Source: Department of Business

 

We find that the scheme was successful at boosting investment and increased employment by around 100,000 a year at a cost of around $6,300 per job, which is relatively cheap. Manufacturing employment rose and these jobs seemed to come from lower unemployment rather than being “stolen” from unaffected regions and firms.
Government grants to smaller firms (eg those with fewer than 150 workers) were effective in increasing investment and employment, but money given to larger firms had effectively zero effect. The reason why there is no effect for large firms is probably because they are able to “game” the system and take the subsidy without changing their investment and employment levels. Another explanation is that grants help remove the financial constraints faced by smaller firms, whereas larger firms have deeper pockets.
Another possible downside of the scheme was lower aggregate productivity as the grants tended to go to less productive firms and had no impact on improving their productivity.

Experimental variation caused by the European Commission’s changes to state aid laws

Our research analyses the impact of expenditure on the Regional Selective Assistance programme over a 20-year period.

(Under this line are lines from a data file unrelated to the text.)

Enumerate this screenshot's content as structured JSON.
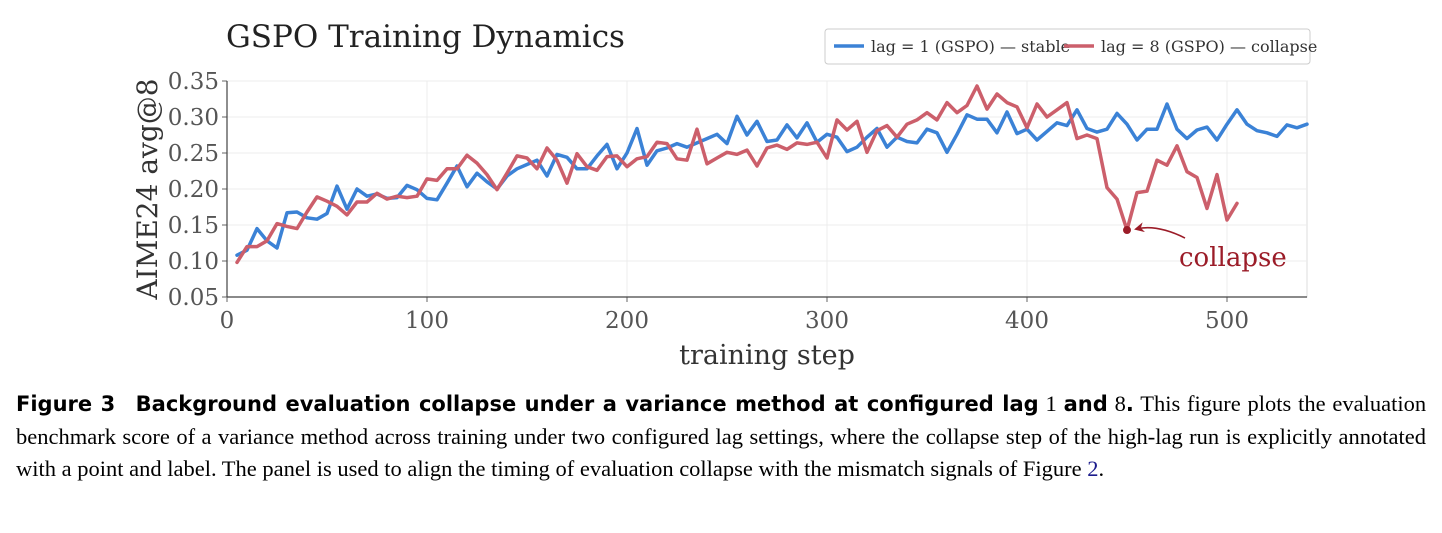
{
  "chart_data": {
    "type": "line",
    "title": "GSPO Training Dynamics",
    "xlabel": "training step",
    "ylabel": "AIME24 avg@8",
    "xlim": [
      0,
      540
    ],
    "ylim": [
      0.05,
      0.35
    ],
    "xticks": [
      0,
      100,
      200,
      300,
      400,
      500
    ],
    "yticks": [
      0.05,
      0.1,
      0.15,
      0.2,
      0.25,
      0.3,
      0.35
    ],
    "ytick_labels": [
      "0.05",
      "0.10",
      "0.15",
      "0.20",
      "0.25",
      "0.30",
      "0.35"
    ],
    "grid": true,
    "legend_position": "top-right",
    "series": [
      {
        "name": "lag = 1 (GSPO) — stable",
        "color": "#3b82d6",
        "x": [
          5,
          10,
          15,
          20,
          25,
          30,
          35,
          40,
          45,
          50,
          55,
          60,
          65,
          70,
          75,
          80,
          85,
          90,
          95,
          100,
          105,
          110,
          115,
          120,
          125,
          130,
          135,
          140,
          145,
          150,
          155,
          160,
          165,
          170,
          175,
          180,
          185,
          190,
          195,
          200,
          205,
          210,
          215,
          220,
          225,
          230,
          235,
          240,
          245,
          250,
          255,
          260,
          265,
          270,
          275,
          280,
          285,
          290,
          295,
          300,
          305,
          310,
          315,
          320,
          325,
          330,
          335,
          340,
          345,
          350,
          355,
          360,
          365,
          370,
          375,
          380,
          385,
          390,
          395,
          400,
          405,
          410,
          415,
          420,
          425,
          430,
          435,
          440,
          445,
          450,
          455,
          460,
          465,
          470,
          475,
          480,
          485,
          490,
          495,
          500,
          505,
          510,
          515,
          520,
          525,
          530,
          535,
          540
        ],
        "values": [
          0.108,
          0.115,
          0.145,
          0.128,
          0.118,
          0.167,
          0.168,
          0.16,
          0.158,
          0.166,
          0.204,
          0.172,
          0.2,
          0.19,
          0.193,
          0.187,
          0.188,
          0.205,
          0.199,
          0.187,
          0.185,
          0.208,
          0.232,
          0.203,
          0.222,
          0.21,
          0.2,
          0.218,
          0.228,
          0.234,
          0.24,
          0.218,
          0.248,
          0.244,
          0.228,
          0.228,
          0.246,
          0.262,
          0.228,
          0.25,
          0.284,
          0.233,
          0.253,
          0.257,
          0.263,
          0.258,
          0.264,
          0.27,
          0.276,
          0.263,
          0.301,
          0.275,
          0.294,
          0.266,
          0.268,
          0.289,
          0.271,
          0.292,
          0.265,
          0.276,
          0.272,
          0.252,
          0.258,
          0.272,
          0.284,
          0.258,
          0.272,
          0.266,
          0.264,
          0.283,
          0.278,
          0.251,
          0.276,
          0.303,
          0.297,
          0.297,
          0.278,
          0.307,
          0.277,
          0.283,
          0.268,
          0.28,
          0.292,
          0.288,
          0.31,
          0.284,
          0.279,
          0.283,
          0.305,
          0.29,
          0.268,
          0.283,
          0.283,
          0.318,
          0.283,
          0.27,
          0.282,
          0.286,
          0.268,
          0.29,
          0.31,
          0.29,
          0.281,
          0.278,
          0.273,
          0.289,
          0.285,
          0.29
        ]
      },
      {
        "name": "lag = 8 (GSPO) — collapse",
        "color": "#cc5f6b",
        "x": [
          5,
          10,
          15,
          20,
          25,
          30,
          35,
          40,
          45,
          50,
          55,
          60,
          65,
          70,
          75,
          80,
          85,
          90,
          95,
          100,
          105,
          110,
          115,
          120,
          125,
          130,
          135,
          140,
          145,
          150,
          155,
          160,
          165,
          170,
          175,
          180,
          185,
          190,
          195,
          200,
          205,
          210,
          215,
          220,
          225,
          230,
          235,
          240,
          245,
          250,
          255,
          260,
          265,
          270,
          275,
          280,
          285,
          290,
          295,
          300,
          305,
          310,
          315,
          320,
          325,
          330,
          335,
          340,
          345,
          350,
          355,
          360,
          365,
          370,
          375,
          380,
          385,
          390,
          395,
          400,
          405,
          410,
          415,
          420,
          425,
          430,
          435,
          440,
          445,
          450,
          455,
          460,
          465,
          470,
          475,
          480,
          485,
          490,
          495,
          500,
          505
        ],
        "values": [
          0.098,
          0.12,
          0.12,
          0.128,
          0.152,
          0.148,
          0.145,
          0.168,
          0.189,
          0.183,
          0.176,
          0.164,
          0.182,
          0.182,
          0.194,
          0.186,
          0.19,
          0.188,
          0.19,
          0.214,
          0.212,
          0.228,
          0.228,
          0.247,
          0.236,
          0.22,
          0.199,
          0.222,
          0.246,
          0.243,
          0.228,
          0.257,
          0.24,
          0.208,
          0.249,
          0.231,
          0.226,
          0.245,
          0.246,
          0.231,
          0.242,
          0.245,
          0.265,
          0.263,
          0.242,
          0.24,
          0.283,
          0.235,
          0.243,
          0.251,
          0.248,
          0.254,
          0.232,
          0.257,
          0.261,
          0.255,
          0.264,
          0.262,
          0.265,
          0.243,
          0.296,
          0.282,
          0.294,
          0.251,
          0.281,
          0.288,
          0.272,
          0.29,
          0.296,
          0.306,
          0.296,
          0.32,
          0.306,
          0.316,
          0.343,
          0.311,
          0.332,
          0.32,
          0.314,
          0.285,
          0.318,
          0.3,
          0.31,
          0.32,
          0.27,
          0.275,
          0.27,
          0.202,
          0.186,
          0.143,
          0.195,
          0.197,
          0.24,
          0.233,
          0.26,
          0.224,
          0.216,
          0.173,
          0.22,
          0.157,
          0.18
        ]
      }
    ],
    "annotation": {
      "label": "collapse",
      "x": 450,
      "y": 0.143,
      "color": "#9b1c28"
    }
  },
  "caption": {
    "figure_label": "Figure 3",
    "bold_part1": "Background evaluation collapse under a variance method at configured lag",
    "lag_low": "1",
    "and_word": "and",
    "lag_high": "8",
    "period": ".",
    "body_before_ref": "This figure plots the evaluation benchmark score of a variance method across training under two configured lag settings, where the collapse step of the high-lag run is explicitly annotated with a point and label. The panel is used to align the timing of evaluation collapse with the mismatch signals of Figure",
    "ref": "2",
    "body_end": "."
  }
}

We have access to every grant and examine every manufacturing plant in England, Wales, and Scotland – over 2.3 million observations – before and after receiving government support. The main factor holding back credible evaluations of industrial policies is the absence of a way to figure out what would have happened in the absence of policy. However, because EU law governing state aid changed twice over our sample period, some parts of Britain became eligible for subsidies and others saw their grants disappear. These EU-wide rule changes induce a quasi-random element to programme eligibility. For example, the level of an area’s GDP per capita relative to the EU average GDP capita was one criterion determining whether firms in a region can obtain grants. When richer countries joined the EU this made some UK regions relatively poorer and therefore eligible for subsidies even though nothing in the UK region had changed. This enabled us to work out the impact of investment subsidies on firm performance by comparing similar firms that only differ in terms of their changing eligibility for treatment.

We found that a 10% investment subsidy causes about a 7% increase in employment, with about half of this arising from growth in existing plants and half from higher net entry. We also show that these effects have been underestimated as previous work did not take into account the fact that the participants are firms and areas that would otherwise have performed badly.

Policy conclusions

Does this mean the government should be providing much more support to smaller firms in disadvantaged areas? Not necessarily. Regional Selective Assistance was targeted at firms that served national or international markets, so this could be a reason why we do not detect much displacement (where jobs at supported firms just replace jobs at nearby unsupported firms). However, many smaller firms, particularly in the service sector, serve local markets and so one might reasonably expect support to those firms to generate more displacement (see Elias and Overman 2012 for more discussion).

In short, as usual, careful empirical evaluation cannot necessarily answer all the questions about a policy. But one central message does emerge: If the government is to have this type of investment subsidies, targeting smaller firms would be much more cost-effective than supporting larger firms. The European Commission is currently considering how to re-write the regional guidelines for state aid; we would urge them to take these results into account when deciding how to do this.

References

Criscuolo, Chiara, Ralf Martin, Henry G Overman, and John Van Reenen (2012), “The causal effects of an industrial policy”, CEPR Discussion Paper No. 8818
Einio, Elias and Henry G Overman (2012), “The Effects of Spatially Targeted Enterprise Initiatives: Evidence from UK LEGI”, LSE mimeo.
Evenett, Simon J (ed.), Trade Tensions Mount: The 10th GTA Report, globaltradealert.org and CEPR.
Rodrik, Dani (2007), One Economics, Many Recipes, Princeton University Press.